Godfather exfiltrates a list of installed apps to receive matching injections (fake HTML login forms to steal credentials) from the C2 server.
“The web fakes mimic the login pages for the legitimate applications, and all data that is entered into the fake HTML pages, such as usernames and passwords, is exfiltrated to C&C servers.” – Group-IB.
The malware can also generate fake notifications from apps installed on the victim’s device to take the victim to a phishing page, so it doesn’t have to wait for the target app to open.
For apps not on the list, Godfather can employ its screen recording features to capture the credentials entered by the victim in the fields.
Additionally, the malware also accepts the following commands from the C2, which it executes with administrator privileges on the device:
- startUSSD – Execute a USSD request
- sentSMS – Send SMS from an infected device (not processed in later malware versions)
- startApp – Launch an app defined by the C2
- cahcecleaner – Clear app cache for any app determined by the C2
- BookSMS – Send SMS to all contacts. Likely used for propagation. Not implemented in the latest version.
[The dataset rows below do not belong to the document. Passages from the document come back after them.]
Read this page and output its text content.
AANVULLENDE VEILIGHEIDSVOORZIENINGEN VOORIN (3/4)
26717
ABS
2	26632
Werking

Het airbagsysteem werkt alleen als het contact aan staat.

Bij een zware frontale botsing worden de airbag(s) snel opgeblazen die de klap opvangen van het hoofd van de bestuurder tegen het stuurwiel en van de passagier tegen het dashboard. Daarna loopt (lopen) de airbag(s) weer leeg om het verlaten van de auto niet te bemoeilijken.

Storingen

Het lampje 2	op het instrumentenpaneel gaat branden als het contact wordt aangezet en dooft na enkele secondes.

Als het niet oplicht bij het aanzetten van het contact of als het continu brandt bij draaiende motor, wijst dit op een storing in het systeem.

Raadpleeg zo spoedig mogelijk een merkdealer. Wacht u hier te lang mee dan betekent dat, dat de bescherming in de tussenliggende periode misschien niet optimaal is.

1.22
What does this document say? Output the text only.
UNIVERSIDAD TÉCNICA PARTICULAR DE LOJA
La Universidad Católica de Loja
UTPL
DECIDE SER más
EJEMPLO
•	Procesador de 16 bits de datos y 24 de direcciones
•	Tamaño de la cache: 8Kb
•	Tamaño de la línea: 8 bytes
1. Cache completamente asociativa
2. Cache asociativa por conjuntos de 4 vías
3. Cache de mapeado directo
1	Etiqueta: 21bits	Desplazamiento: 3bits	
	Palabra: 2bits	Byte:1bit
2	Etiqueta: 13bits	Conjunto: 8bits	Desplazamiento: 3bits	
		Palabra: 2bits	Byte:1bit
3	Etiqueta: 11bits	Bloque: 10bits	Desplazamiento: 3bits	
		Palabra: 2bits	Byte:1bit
- startforward/stopforward – Enable/disable call forwarding to a number specified by the C2
- openbrowser – Open an arbitrary web page
- startsocks5/stopsocks5 – Enable/disable a SOCKS5 proxy
- killbot – Self-delete
- startPush – Show push notifications that, when clicked, open a web page with a fake page (phishing).
Apart from the above, the trojan feature modules that enable it to perform actions such as keylogging, launching a VNC server, recording the screen, locking the screen, exfiltrating and blocking notifications, enabling silent mode, establishing a WebSocket connection, and dimming the screen.
Connection to Anubis
Anubis’ source code was leaked in 2019, so Godfather might be either a new project from the same authors or a new malware created by a new threat group.
The similarities extend to the method of receiving the C2 address, processing, and implementation of C2 commands, the web fakes module, the proxy module, and the screen capture module.
Godfather has omitted the inclusion of Anubis’ file encryption, audio recording, and GPS tracking modules, but has added a VNC module, implemented a new communication protocol and traffic encryption algorithm, and added a system to steal Google Authenticator codes.
Overall, Godfather is a feature-rich, dangerous trojan built on proven code from the Anubis malware, targeting an extensive list of apps and Android users from around the globe.
To protect yourself against this threat, only download apps from Google Play, keep your device up to date, use an AV tool, ensure that Play Protect is active, and keep the number of installed apps at the minimum possible.